China Tightens Currency Controls As Renminbi Slides


Stricter capital controls by Chinese authorities are prompting concerns that the liberalization of the Chinese capital market is being halted at a time when the US dollar’s strength and a steady outflow of funds from the country are causing the renminbi to slide.

Following a drop of the renminbi to its lowest level in more than eight years, the People’s Bank of China began market interventions in November to buy the currency and to sharply limit corporate customers’ ability to process foreign exchange transactions in Shanghai and Hong Kong, news agencies reported. Customers insisting on buying foreign currency were restricted to $1 million.
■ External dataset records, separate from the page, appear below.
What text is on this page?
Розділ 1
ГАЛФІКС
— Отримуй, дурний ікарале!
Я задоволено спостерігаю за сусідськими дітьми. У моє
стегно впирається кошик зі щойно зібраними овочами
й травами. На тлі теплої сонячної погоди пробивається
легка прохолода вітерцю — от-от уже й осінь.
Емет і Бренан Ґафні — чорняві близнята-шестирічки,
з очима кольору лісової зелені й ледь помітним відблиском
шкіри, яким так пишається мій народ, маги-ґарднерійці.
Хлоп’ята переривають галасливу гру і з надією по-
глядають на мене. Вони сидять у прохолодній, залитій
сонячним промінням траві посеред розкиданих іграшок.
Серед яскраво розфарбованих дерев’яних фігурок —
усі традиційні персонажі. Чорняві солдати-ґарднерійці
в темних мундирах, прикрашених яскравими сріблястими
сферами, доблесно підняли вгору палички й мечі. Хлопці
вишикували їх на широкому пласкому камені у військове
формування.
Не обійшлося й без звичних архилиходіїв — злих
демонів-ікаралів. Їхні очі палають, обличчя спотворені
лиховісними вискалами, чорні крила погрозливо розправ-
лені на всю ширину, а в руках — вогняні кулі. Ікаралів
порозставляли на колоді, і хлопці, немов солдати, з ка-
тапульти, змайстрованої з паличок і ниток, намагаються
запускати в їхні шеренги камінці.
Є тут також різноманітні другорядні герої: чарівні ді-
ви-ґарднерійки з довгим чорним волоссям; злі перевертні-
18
The State Administration of Foreign Exchange has also started reviewing transfers abroad of $5 million or more, down from $50 million previously, stepping up scrutiny of direct investments abroad.

The measures, approved after the US presidential elections that boosted the dollar, had some immediate impact, but analysts and traders expect the slide of the renminbi to resume soon.

“It all started with the devaluation in August 2015, which prompted more people to want to bring money abroad,” says Shaun Rein, founder and managing director of China Market Research Group in Shanghai. Now that the yuan has lost 6% in the last 12 months, everybody wants to bring money abroad, and the government has put on capital controls.”

Economists and traders say the measures adopted are attempts to keep the currency slide under control and to curb Chinese companies’ shopping spree for foreign companies. In the past two years, Chinese companies have been buying up groups around the world. While the biggest deal—ChemChina’s $43 billion cash bid for Swiss seed and pesticide company Syngenta—was blocked, many other smaller deals went ahead. For example, AMC Entertainment, a US chain owned by Chinese conglomerate Dalian Wanda, bought the British Odeon & UCI Cinema Group in November in a deal worth $1.2 billion.

“The main new rule is on direct investments,” says Julian Evans-Pritchard, Capital Economics’s China economist in Singapore. “I think that there are two reasons for it. First, they try to slow capital outflows—and direct investments have been the biggest source of capital outflows in the last six months. The other reason is that some companies engaged in some dubious overseas deals, and there is some concern about that.”

Other existing capital rules have become stricter as China attempts to calm the currency markets. The rule that limits each individual to export only $50,000 per year, for example, used to be overcome simply by wealthy individuals’ presenting a certain number of IDs in the family to justify the desired amount of currency abroad. This is no longer an option.

“I do not see the sinister side that people see,” says Patrick Bennett, a Hong Kong–based strategist at Canadian Imperial Bank of Commerce. “In many countries, if you have to bring more than $10,000 overseas, you have to fill out forms and say what it’s for. Sometimes China has been demonized for something that is more or less standard practice everywhere else on the planet.”